The manifesto is also asking for better sharing of information across the Scottish NHS. We’ve been lobbying for pharmacist access and input to the patient record; I’ve been lobbying for it for the best part of 18 years! Pharmacists have kept electronic records of dispensed medicines safe since the early 1970s. We now have pharmacists as prescribers but we can’t access the part of the record that allows us to see drug interactions, medicines prescribed and side effects. This needs to change.
We’re still pushing for protected learning time for pharmacists. Pharmacists will play an increasingly important role: a clinical role, a prescribing role, a public health practitioner role, and it’s vitally important that we are able to keep up to date with further education and development.
What challenges do you envisage in 2017?
Going forward, we will need to challenge the government to resource our profession better. It’s all very well having aspirations as to how pharmacy should develop but new resources will have to come our way. So far, government has been supportive of the further development and utilisation of the skills of pharmacists and GPs have just had a negotiation on their contract so hopefully it will all start to gel a bit more.
I see 2017 as having more opportunities than challenges. We’re starting to work more with other health professions. This is really important in order to create new opportunities for pharmacists and we will need to be resilient and have a flexible workforce for the future. We’ve worked hand in hand with NHS Education for Scotland to do joint conferences and projects to align the profession to all work together towards the same goal — improving the health of the public.
Care in the NHS is still fragmented — this needs to be resolved
What do you hope to have achieved by the end of 2017?
Care in the NHS is still fragmented — this needs to be resolved. My biggest aspiration for 2017 is to make sure that politicians and the NHS support the positioning of pharmacists wherever there are medicines issues to be resolved. Access to medicines information supports that vision. We need much better electronic sharing of information across health and social care so that health professionals can access the patient record to allow them to make the best informed, social care and clinical decisions for that patient.
RPS Scotland has also been supporting the development of pharmacy practice — with key partners we developed a quality roadshow around error reporting, quality and safety that will be delivered until May 2017 to further raise the bar on medicines safety.
From a British perspective, the Medicine’s Act rebalancing work around supervision will be vitally important as any changes must deliver the flexibility we need to enable new ways of working while maintaining the professional autonomy and role of pharmacists.
It’s really important that we promote science.

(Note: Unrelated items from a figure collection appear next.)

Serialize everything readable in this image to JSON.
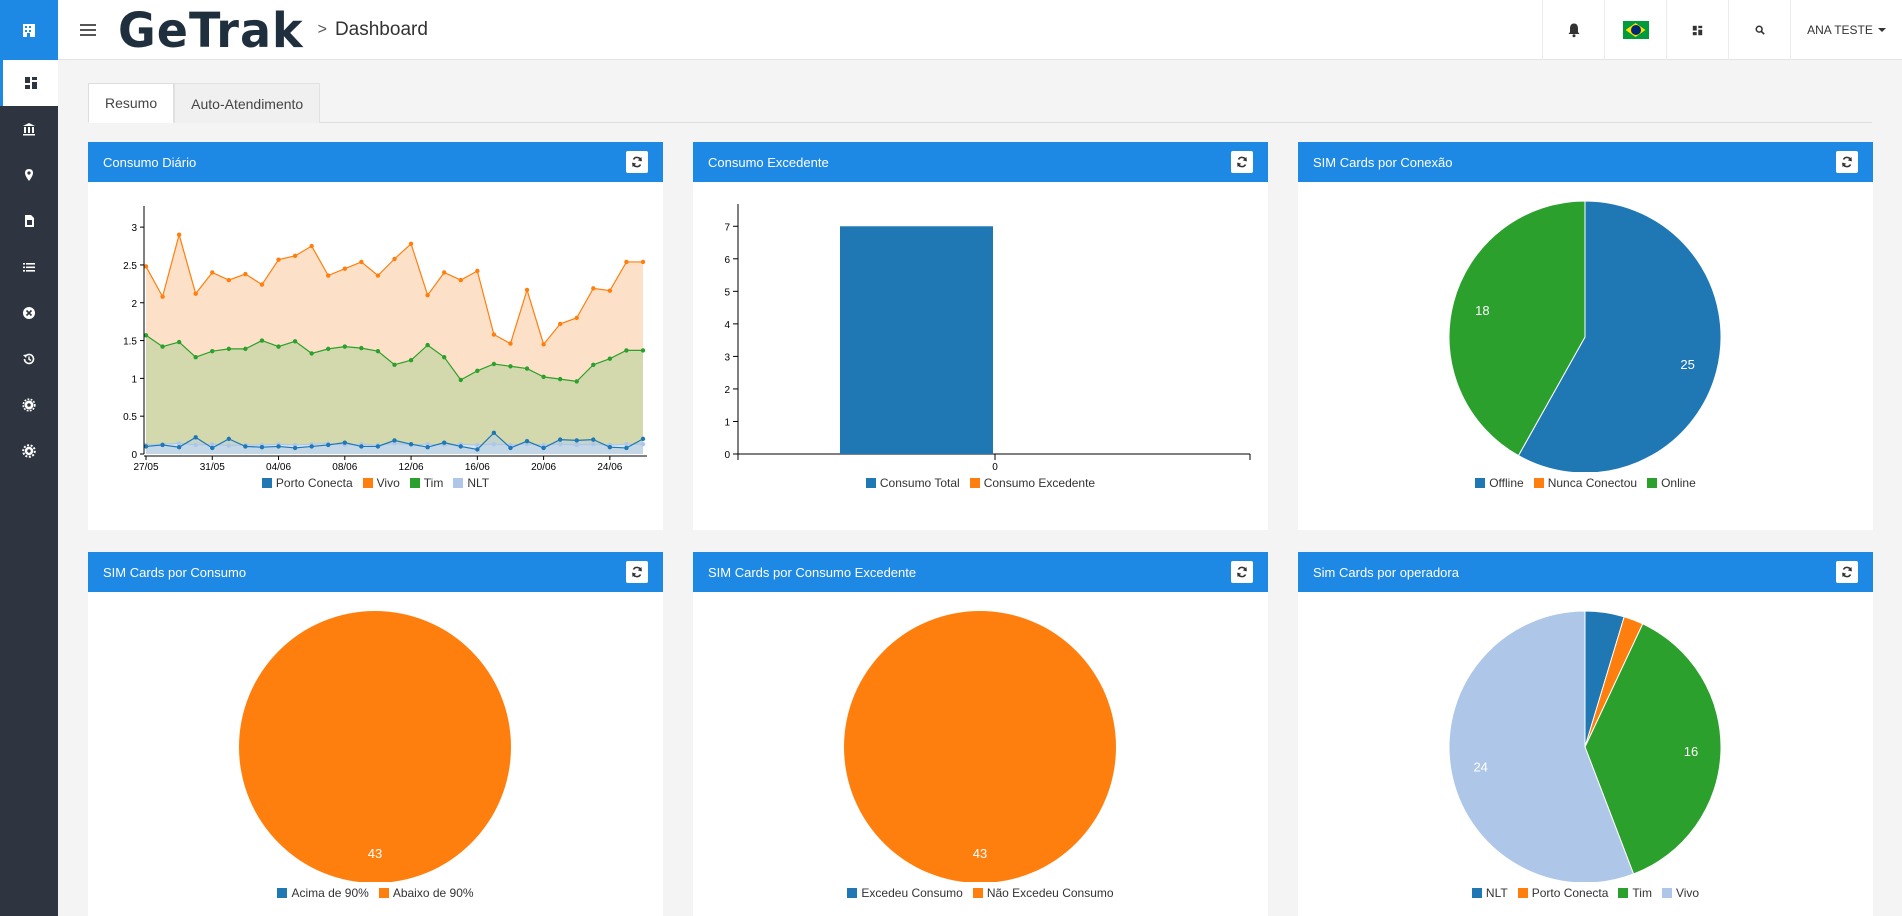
{
  "app": {
    "brand": "GeTrak",
    "breadcrumb_sep": ">",
    "breadcrumb": "Dashboard",
    "user": "ANA TESTE"
  },
  "tabs": [
    {
      "label": "Resumo"
    },
    {
      "label": "Auto-Atendimento"
    }
  ],
  "colors": {
    "blue": "#1f77b4",
    "orange": "#ff7f0e",
    "green": "#2ca02c",
    "lightblue": "#aec7e8",
    "header": "#1e88e5"
  },
  "panels": {
    "p1": {
      "title": "Consumo Diário"
    },
    "p2": {
      "title": "Consumo Excedente"
    },
    "p3": {
      "title": "SIM Cards por Conexão"
    },
    "p4": {
      "title": "SIM Cards por Consumo"
    },
    "p5": {
      "title": "SIM Cards por Consumo Excedente"
    },
    "p6": {
      "title": "Sim Cards por operadora"
    }
  },
  "chart_data": [
    {
      "type": "area",
      "title": "Consumo Diário",
      "x_ticks": [
        "27/05",
        "31/05",
        "04/06",
        "08/06",
        "12/06",
        "16/06",
        "20/06",
        "24/06"
      ],
      "ylim": [
        0,
        3.2
      ],
      "y_ticks": [
        "0",
        "0.5",
        "1",
        "1.5",
        "2",
        "2.5",
        "3"
      ],
      "series": [
        {
          "name": "Porto Conecta",
          "color": "#1f77b4",
          "values": [
            0.1,
            0.12,
            0.09,
            0.22,
            0.08,
            0.2,
            0.1,
            0.09,
            0.1,
            0.08,
            0.1,
            0.12,
            0.15,
            0.1,
            0.1,
            0.18,
            0.13,
            0.09,
            0.15,
            0.1,
            0.06,
            0.28,
            0.08,
            0.17,
            0.08,
            0.19,
            0.18,
            0.19,
            0.09,
            0.08,
            0.2
          ]
        },
        {
          "name": "Vivo",
          "color": "#ff7f0e",
          "values": [
            2.48,
            2.08,
            2.9,
            2.12,
            2.4,
            2.3,
            2.38,
            2.24,
            2.57,
            2.62,
            2.75,
            2.36,
            2.45,
            2.54,
            2.36,
            2.58,
            2.78,
            2.1,
            2.4,
            2.3,
            2.42,
            1.58,
            1.46,
            2.17,
            1.45,
            1.72,
            1.8,
            2.19,
            2.16,
            2.54,
            2.54
          ]
        },
        {
          "name": "Tim",
          "color": "#2ca02c",
          "values": [
            1.57,
            1.42,
            1.48,
            1.28,
            1.36,
            1.39,
            1.39,
            1.5,
            1.42,
            1.49,
            1.33,
            1.39,
            1.42,
            1.4,
            1.36,
            1.18,
            1.24,
            1.44,
            1.28,
            0.98,
            1.1,
            1.19,
            1.16,
            1.13,
            1.02,
            0.99,
            0.96,
            1.18,
            1.26,
            1.37,
            1.37
          ]
        },
        {
          "name": "NLT",
          "color": "#aec7e8",
          "values": [
            0.12,
            0.13,
            0.14,
            0.12,
            0.13,
            0.11,
            0.12,
            0.12,
            0.13,
            0.12,
            0.13,
            0.14,
            0.12,
            0.13,
            0.12,
            0.14,
            0.12,
            0.13,
            0.12,
            0.13,
            0.12,
            0.13,
            0.12,
            0.13,
            0.12,
            0.13,
            0.12,
            0.13,
            0.12,
            0.13,
            0.13
          ]
        }
      ]
    },
    {
      "type": "bar",
      "title": "Consumo Excedente",
      "categories": [
        "0"
      ],
      "ylim": [
        0,
        7.5
      ],
      "y_ticks": [
        "0",
        "1",
        "2",
        "3",
        "4",
        "5",
        "6",
        "7"
      ],
      "series": [
        {
          "name": "Consumo Total",
          "color": "#1f77b4",
          "values": [
            7
          ]
        },
        {
          "name": "Consumo Excedente",
          "color": "#ff7f0e",
          "values": [
            0
          ]
        }
      ]
    },
    {
      "type": "pie",
      "title": "SIM Cards por Conexão",
      "slices": [
        {
          "label": "Offline",
          "value": 25,
          "color": "#1f77b4"
        },
        {
          "label": "Nunca Conectou",
          "value": 0,
          "color": "#ff7f0e"
        },
        {
          "label": "Online",
          "value": 18,
          "color": "#2ca02c"
        }
      ]
    },
    {
      "type": "pie",
      "title": "SIM Cards por Consumo",
      "slices": [
        {
          "label": "Acima de 90%",
          "value": 0,
          "color": "#1f77b4"
        },
        {
          "label": "Abaixo de 90%",
          "value": 43,
          "color": "#ff7f0e"
        }
      ]
    },
    {
      "type": "pie",
      "title": "SIM Cards por Consumo Excedente",
      "slices": [
        {
          "label": "Excedeu Consumo",
          "value": 0,
          "color": "#1f77b4"
        },
        {
          "label": "Não Excedeu Consumo",
          "value": 43,
          "color": "#ff7f0e"
        }
      ]
    },
    {
      "type": "pie",
      "title": "Sim Cards por operadora",
      "slices": [
        {
          "label": "NLT",
          "value": 2,
          "color": "#1f77b4"
        },
        {
          "label": "Porto Conecta",
          "value": 1,
          "color": "#ff7f0e"
        },
        {
          "label": "Tim",
          "value": 16,
          "color": "#2ca02c"
        },
        {
          "label": "Vivo",
          "value": 24,
          "color": "#aec7e8"
        }
      ]
    }
  ]
}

We’re moving towards new clinical roles but our generalist skills come from our science training. We need to get much better at getting evidence around pharmacists’ effectiveness in the NHS — we do a lot of wonderful things for patients but we need to get better at substantiating this.
Since conducting this interview, Alex MacKinnon was appointed interim chief executive of the Royal Pharmaceutical Society. Aileen Bryson, practice and policy lead for Scotland, is now in the position of director for Scotland during this time.